We repurchased $2.3 billion of stock during the quarter or 99 million shares at an average price of $23.33 per share. The remaining authorized repurchase amount under the stock repurchase program was approximately $7 billion at the end of the quarter.
We also delivered on our hiring projections with an incremental increase of approximately 2,000 additions to the Cisco team in Q4 FY '10, not including acquisitions. This follows on our last quarter's new hires, again, not including acquisitions, of over 1,000 people in Q3 fiscal year '10. It is our intent to continue to hire in proportion to our global business assuming support from government decisions on private job creation in the U.S. This quarter we added over 70% of the additions in the U.S. and over 600 of those in California.
In summary, from a financial perspective, we exit Q4 FY '10 in a tremendous position of strength from a financial, execution, innovation and a growth strategy perspective.
The second area I would like to now cover is a higher level of geographic overview, which is the primarily way we run our business and one which we felt would be a key area of interest given some of the uncertainties from a global perspective. The discussion for this section would be on product orders in terms of year-over-year growth. From a global perspective, Q4 product orders grew 23% from a year-over-year perspective.
Now on to the individual geographies. In Q4 FY '10, our four largest theaters had extremely good balanced order growth between 20% and 35% from a year-over-year perspective. Emerging markets led the way with 35% growth year-over-year. Europe was second with very solid growth in the mid 20s year-over-year, while Asia Pacific and the U.S. and Canada theaters came in with growth of approximately 20% year-over-year. Japan, which accounts for only 3.5% of our product orders, were flat in Q4 from a year-over-year perspective.
The key takeaway from a country perspective was once again the balance across our top 15 countries. In Q4, 13 of the top 15 countries orders grew in double digits year-over-year. Two of our top 15 countries, India and Switzerland grew over 50% in Q4 from a year-over-year perspective. Three countries grew in the 40s, including Canada, Brazil and Mexico. Three others, including Australia, France and Russia, grew approximately 30% or better, while China, the U.S., U.K. and the Netherlands grew approximately 20% or better. Italy and Germany grew in high single digits year-over-year.

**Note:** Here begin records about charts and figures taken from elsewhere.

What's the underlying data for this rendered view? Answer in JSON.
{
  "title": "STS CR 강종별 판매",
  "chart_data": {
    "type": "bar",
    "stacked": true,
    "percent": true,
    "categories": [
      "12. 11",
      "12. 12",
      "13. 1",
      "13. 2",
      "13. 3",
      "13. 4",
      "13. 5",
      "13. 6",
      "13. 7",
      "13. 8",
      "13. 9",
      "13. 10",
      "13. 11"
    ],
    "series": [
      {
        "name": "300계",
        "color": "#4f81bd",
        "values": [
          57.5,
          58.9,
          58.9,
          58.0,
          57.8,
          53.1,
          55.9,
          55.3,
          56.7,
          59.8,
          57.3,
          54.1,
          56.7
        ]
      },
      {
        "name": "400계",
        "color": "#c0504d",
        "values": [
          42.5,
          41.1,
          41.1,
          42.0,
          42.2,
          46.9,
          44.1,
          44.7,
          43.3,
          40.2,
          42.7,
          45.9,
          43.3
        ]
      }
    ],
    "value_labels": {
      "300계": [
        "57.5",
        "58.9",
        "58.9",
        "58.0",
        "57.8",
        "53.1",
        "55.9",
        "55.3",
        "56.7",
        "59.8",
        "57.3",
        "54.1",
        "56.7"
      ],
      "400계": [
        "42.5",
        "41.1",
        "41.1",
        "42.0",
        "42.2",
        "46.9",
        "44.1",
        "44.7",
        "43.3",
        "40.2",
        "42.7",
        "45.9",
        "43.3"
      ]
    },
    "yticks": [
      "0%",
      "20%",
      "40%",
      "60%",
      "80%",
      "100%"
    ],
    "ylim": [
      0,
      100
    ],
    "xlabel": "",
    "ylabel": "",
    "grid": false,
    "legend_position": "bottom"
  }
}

Now on to the customer segments. Again, in Q4, total product orders grew about 23% year-over-year. The balance across our customer segments from an order perspective was very solid, ranging from growth in the high teens in service providers to high 20s in the commercial marketplace. The public sector and enterprise segments grew approximately 23% to 25% year-over-year, while the consumer was flat year-over-year. Across our four major theaters, balance was fairly similar by customer segment.

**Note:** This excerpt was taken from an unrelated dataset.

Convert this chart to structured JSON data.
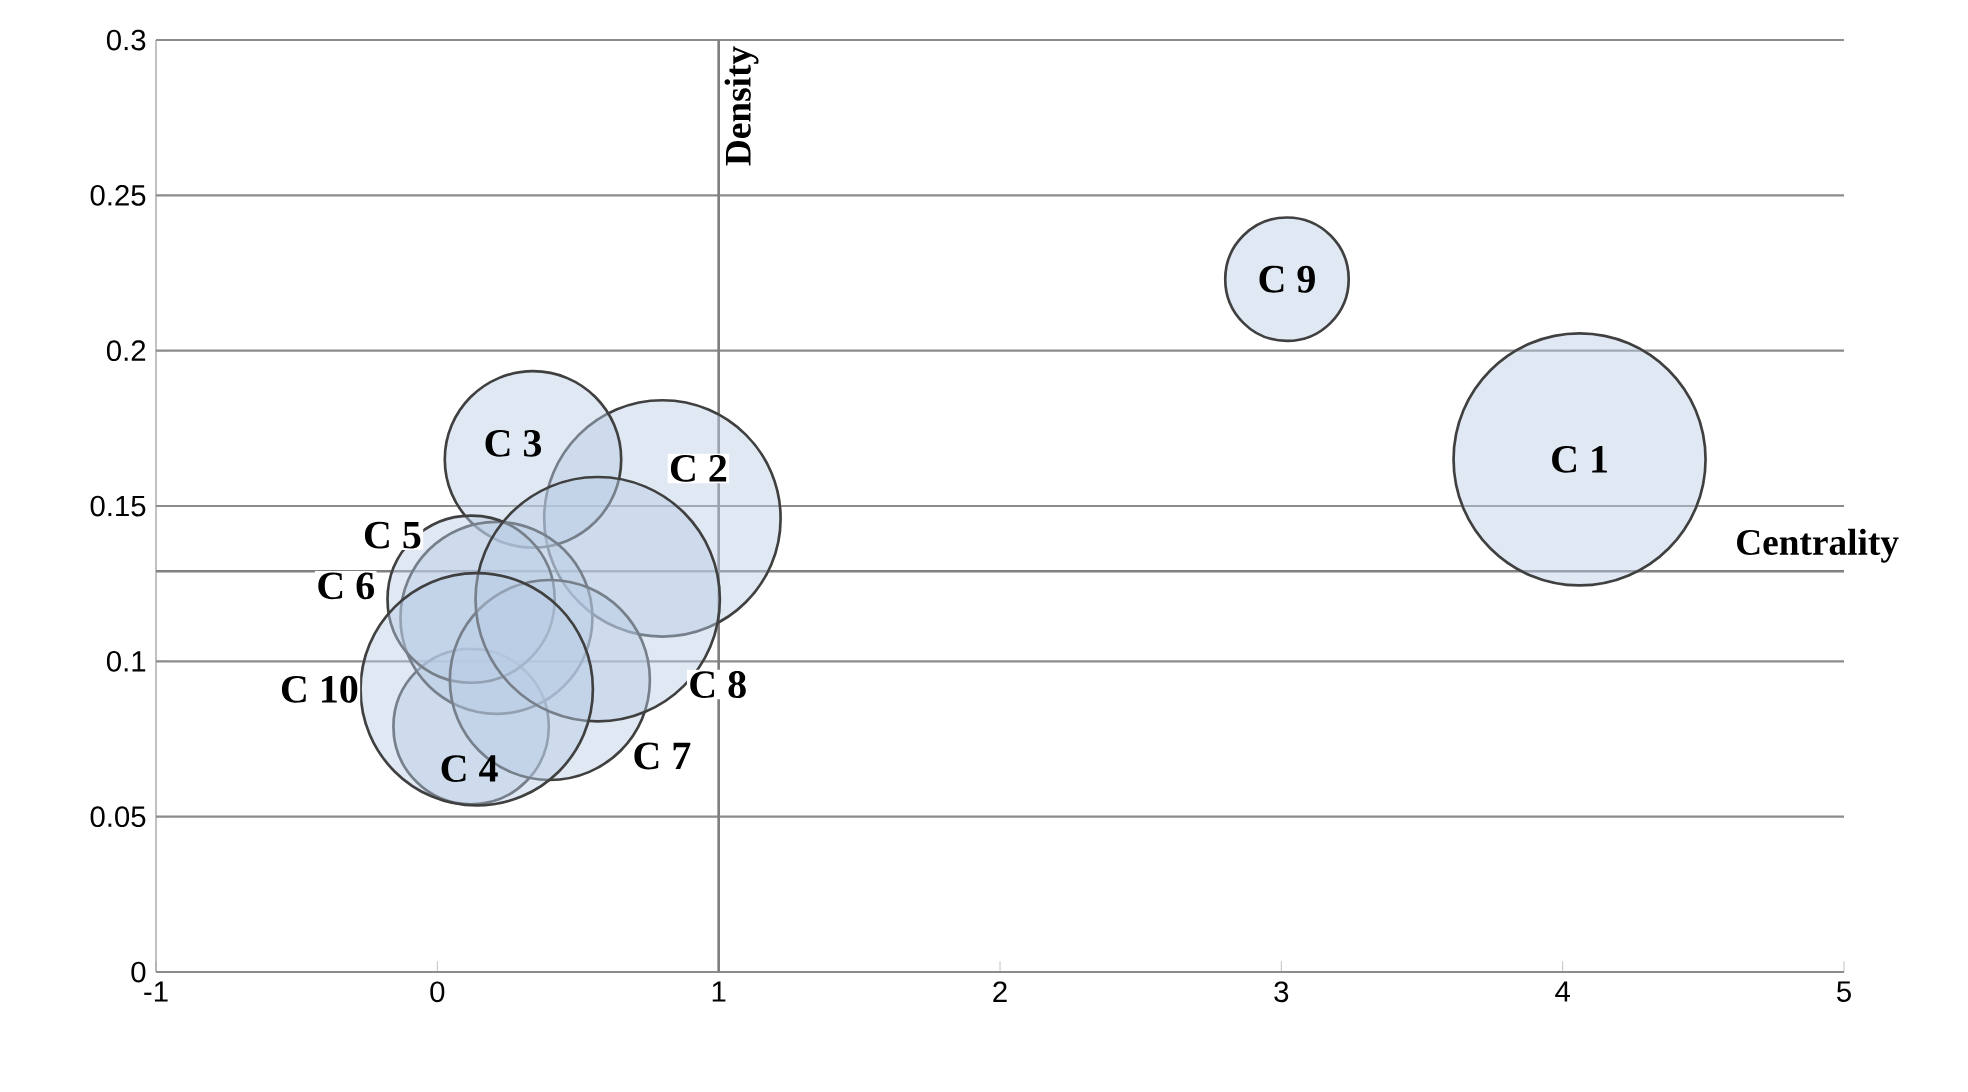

Moving on to products, which we traditionally discuss in terms of revenue, our advanced technologies grew in Q4 year-over-year at approximately 27%. Switching also grew at 27%, and routing, after a very strong Q3, grew at 15% year-over-year. Of particular interest within key product families, the CRS product family grew revenue approximately 20% year-over-year and is now at an annualized run rate of approximately $1.2 billion. The ASR family grew 150% year-over-year and it's now an annualized run rate of approximately $1 billion. The Nexus family with an annualized run rate of over $2 billion grew approximately 325% year-over-year. The UCS product family continue with an awesome performance with the number of new customers growing approximately 90% from Q3 to Q4 to now over 1,700 total customers.